L’artrosi è una patologia direttamente legata all’età dell’individuo: si manifesta nella maggioranza dei pazienti intorno al quarantesimo anno di età e nella quasi totalità dei pazienti ultrasettantenni. Inoltre, dopo i 45/50 anni la patologia colpisce maggiormente le donne in menopausa.
Essendo l’artrosi una patologia caratterizzata dal logoramento e dall’usura delle articolazioni, è chiaro che i siti più vulnerabili sono quelli soggetti al carico: le anche, le ginocchia e la colonna vertebrale. Inoltre, vengono colpite anche le articolazioni di mani e piedi.

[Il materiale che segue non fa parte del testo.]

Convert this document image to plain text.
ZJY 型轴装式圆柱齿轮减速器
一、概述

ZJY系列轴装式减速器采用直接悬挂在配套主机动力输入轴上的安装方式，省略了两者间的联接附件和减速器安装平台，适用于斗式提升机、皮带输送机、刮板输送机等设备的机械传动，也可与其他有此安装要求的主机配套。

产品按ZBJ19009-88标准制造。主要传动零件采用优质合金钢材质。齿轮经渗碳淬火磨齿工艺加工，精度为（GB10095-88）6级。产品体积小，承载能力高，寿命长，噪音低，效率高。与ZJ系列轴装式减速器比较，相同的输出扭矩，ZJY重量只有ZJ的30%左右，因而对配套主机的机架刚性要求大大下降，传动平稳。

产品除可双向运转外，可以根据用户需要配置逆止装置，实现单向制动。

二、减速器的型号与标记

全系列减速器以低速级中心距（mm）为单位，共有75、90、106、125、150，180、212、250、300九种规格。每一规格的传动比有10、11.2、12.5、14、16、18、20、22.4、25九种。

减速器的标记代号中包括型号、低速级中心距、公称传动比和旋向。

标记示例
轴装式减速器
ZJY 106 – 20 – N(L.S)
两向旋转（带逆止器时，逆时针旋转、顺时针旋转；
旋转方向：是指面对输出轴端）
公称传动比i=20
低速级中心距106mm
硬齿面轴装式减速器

La cartilagine riveste le estremità ossee all’interno delle articolazioni per favorire i movimenti limitando gli attriti e, quando questa è sottoposta ad usura, essa perde la sua elasticità diventando più vulnerabile
Il danneggiamento della cartilagine articolare può provocare infiammazioni tendinee e legamentose, causa di dolori e fastidi, fino ad arrivare ad uno stadio in cui le ossa arrivano a sfregare l’una contro l’altra.
Artrosi: i sintomi
Tra i sintomi più comuni dell’artrosi si riscontrano rigidità, dolori e limitazione di movimenti che coinvolgono le articolazioni colpite.
Il dolore risulta essere molto più intenso dopo sforzi meccanici e sovraccarichi in seguito ai quali si ha la sensazione di cedimento dell’articolazione e si possono avvertire rumori quali crepitii o scricchiolii.
Per quanto riguarda l’artrosi alle mani, essa si manifesta tramite deformazioni delle articolazioni delle dita, i noduli. Quest’ultimi provocano dolori e costituiscono un ostacolo al movimento e sono identificati con il nome di noduli di Heberden o di Bouchard a seconda che si sviluppino presso le articolazioni distali o prossimali delle dita.
Quando invece l’artrosi colpisce la colonna vertebrale, si formano delle escrescenze ossee (osteofiti) a partire dalle vertebre responsabili di irritazioni e infiammazioni ai danni dei nervi nella zona interessata. Tutto ciò causa dolori e fastidiosi formicolii in alcune aree del corpo.
Artrosi: le cause
Tra le principali cause di questa patologia abbiamo:
- Deformità congenite o acquisite;
- Processi infiammatori;
- Fratture o traumi;
- Sovraccarichi funzionali dovuti ad attività sportive o lavorative;
- Alcune forme di artrite, sovrappeso e obesità che danno un forte contributo all’usura delle articolazioni.